Dad was always busy, even on his days off. There was not much “me time” for him, although I remember him picking up the occasional Zane Grey novel at the library. He papered walls, refinished furniture, painted, laid flooring and carpet, re-shingled the roof, sewed slipcovers for the livingroom furniture and drapes and curtains for all the bedrooms. He used to cook the entire Thanksgiving dinner. I remember the foil “tent” he would construct for the bird (before the days of those new fangled oven bags).
One of my favorite memories was reading the funnies every Sunday with Dad. I’d sit on his lap, and he would read them all out loud to me. It was tradition. Every Christmas, when I got older, I’d decorate the tree, and he’d sit in the easy chair (on its third or fourth slip cover) and supervise, while slowly whittling down a little candy cane.
I loved the bear hugs, the scratchy whiskers, the scent of Old Spice. I loved the way he taught me, always looking me square in the eye and asking, “Catch?” (which was his way of saying, “Do you understand?”) before moving on to the next step of sewing, changing spark plugs, grilling burgers…whatever. I loved how he loved people. I never heard him say anything negative about anyone he knew (except for the occasional comment about some “knucklehead’s” driving or what he’d shout at the TV set while watching football 🙂 ). He loved family gatherings. I remember when we celebrated Mom and Dad’s 50th, and spent a week in the Poconos all together after the celebration. Dad sat in the corner, just watching all the kids and grandkids. Then he leaned over to me, beaming, and asked, “Isn’t this neat?”
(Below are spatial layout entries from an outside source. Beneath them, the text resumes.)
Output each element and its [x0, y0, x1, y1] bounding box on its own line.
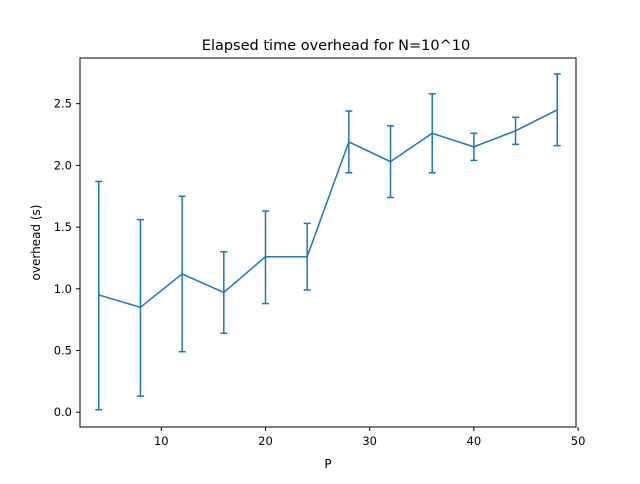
x-tick-label: 30: [362, 434, 377, 448]
y-tick-label: 1.5: [54, 220, 72, 234]
x-tick-label: 20: [258, 434, 273, 448]
x-tick-label: 10: [154, 434, 169, 448]
series-line: [98, 109, 558, 309]
y-tick-label: 0.5: [54, 343, 72, 357]
y-axis-label: overhead (s): [29, 205, 43, 281]
y-tick-label: 0.0: [54, 405, 72, 419]
x-axis-ticks: 10 20 30 40 50: [154, 427, 585, 448]
chart-title: Elapsed time overhead for N=10^10: [202, 38, 470, 54]
plot-layer: [95, 73, 561, 411]
x-axis-label: P: [324, 457, 331, 471]
y-tick-label: 2.5: [54, 97, 72, 111]
y-tick-label: 1.0: [54, 282, 72, 296]
y-tick-label: 2.0: [54, 158, 72, 172]
x-tick-label: 40: [467, 434, 482, 448]
y-axis-ticks: 0.0 0.5 1.0 1.5 2.0 2.5: [54, 97, 80, 419]
x-tick-label: 50: [571, 434, 586, 448]
plot-area-frame: [79, 57, 577, 428]
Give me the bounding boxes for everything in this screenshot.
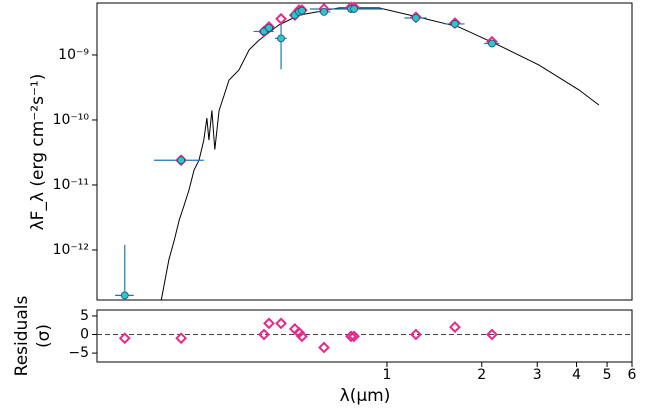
- residual-frame: [96, 309, 633, 363]
- x-axis-label: λ(μm): [340, 386, 391, 406]
- y-tick-label: 10⁻¹²: [53, 242, 89, 258]
- x-tick-label: 4: [572, 367, 581, 383]
- y-tick-label: 5: [80, 308, 89, 324]
- residual-point: [175, 332, 188, 345]
- observed-point: [120, 291, 129, 300]
- observed-point: [412, 14, 420, 22]
- x-tick-label: 1: [383, 367, 392, 383]
- residual-point: [410, 328, 422, 341]
- x-tick-label: 5: [603, 367, 612, 383]
- observed-point: [488, 39, 496, 48]
- y-tick-label: 10⁻¹⁰: [53, 112, 90, 128]
- observed-point: [320, 7, 328, 16]
- residual-point: [348, 330, 360, 343]
- observed-point: [350, 5, 358, 13]
- residual-point: [318, 341, 330, 354]
- residual-point: [263, 317, 275, 330]
- y-tick-label: 0: [80, 327, 89, 343]
- residual-point: [449, 321, 461, 334]
- x-tick-label: 3: [533, 367, 542, 383]
- y-tick-label: 10⁻⁹: [58, 47, 89, 63]
- y-tick-label: 10⁻¹¹: [53, 177, 89, 193]
- observed-point: [177, 156, 186, 165]
- observed-point: [265, 24, 273, 32]
- top-frame: [96, 2, 633, 301]
- residual-point: [258, 328, 270, 341]
- residual-point: [118, 332, 131, 345]
- observed-point: [451, 20, 459, 28]
- y-tick-label: −5: [68, 345, 89, 361]
- residual-label: (σ): [34, 324, 54, 348]
- residual-point: [486, 328, 498, 341]
- x-tick-label: 2: [477, 367, 486, 383]
- observed-point: [298, 6, 306, 15]
- residual-point: [296, 330, 308, 343]
- synthetic-point: [275, 12, 287, 25]
- y-axis-label: λF_λ (erg cm⁻²s⁻¹): [28, 74, 48, 231]
- residual-label: Residuals: [12, 296, 32, 377]
- observed-point: [277, 34, 285, 43]
- residual-point: [345, 330, 357, 343]
- x-tick-label: 6: [628, 367, 637, 383]
- model-spectrum: [160, 7, 600, 301]
- residual-point: [275, 317, 287, 330]
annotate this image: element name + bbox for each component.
These thoughts are all random, I know. Too lengthy? Maybe to some…”but if you only knew how much I want to say and don’t, you’d give me some credit”. Thanks, “Anne.” 😉 Perhaps no one will read this post. That is okay. It is good for me, which is one of the reasons I blog. It has always been therapeutic for me to put my thoughts in words. But, although this seems haphazard, perhaps without continuity, topic sentences and a formal introduction and conclusion, you need to know that my Dad’s life was planned and purposeful. From the “vacation club” fund at the bank, to the dimensions for the curtains in my room, to the painfully neat way he would neatly wrap up my sandwiches in waxed paper for school lunches, to his little handmade bill chart that he made from the bottom of a shoe box, he thought things through.
This is his legacy to me. Plan to be a good parent. Don’t wait and see if it might just happen along the way. Be deliberate. Look your kids in the eye. Hug them, teach them, guide them. His music still lives on in me as I try to follow his example.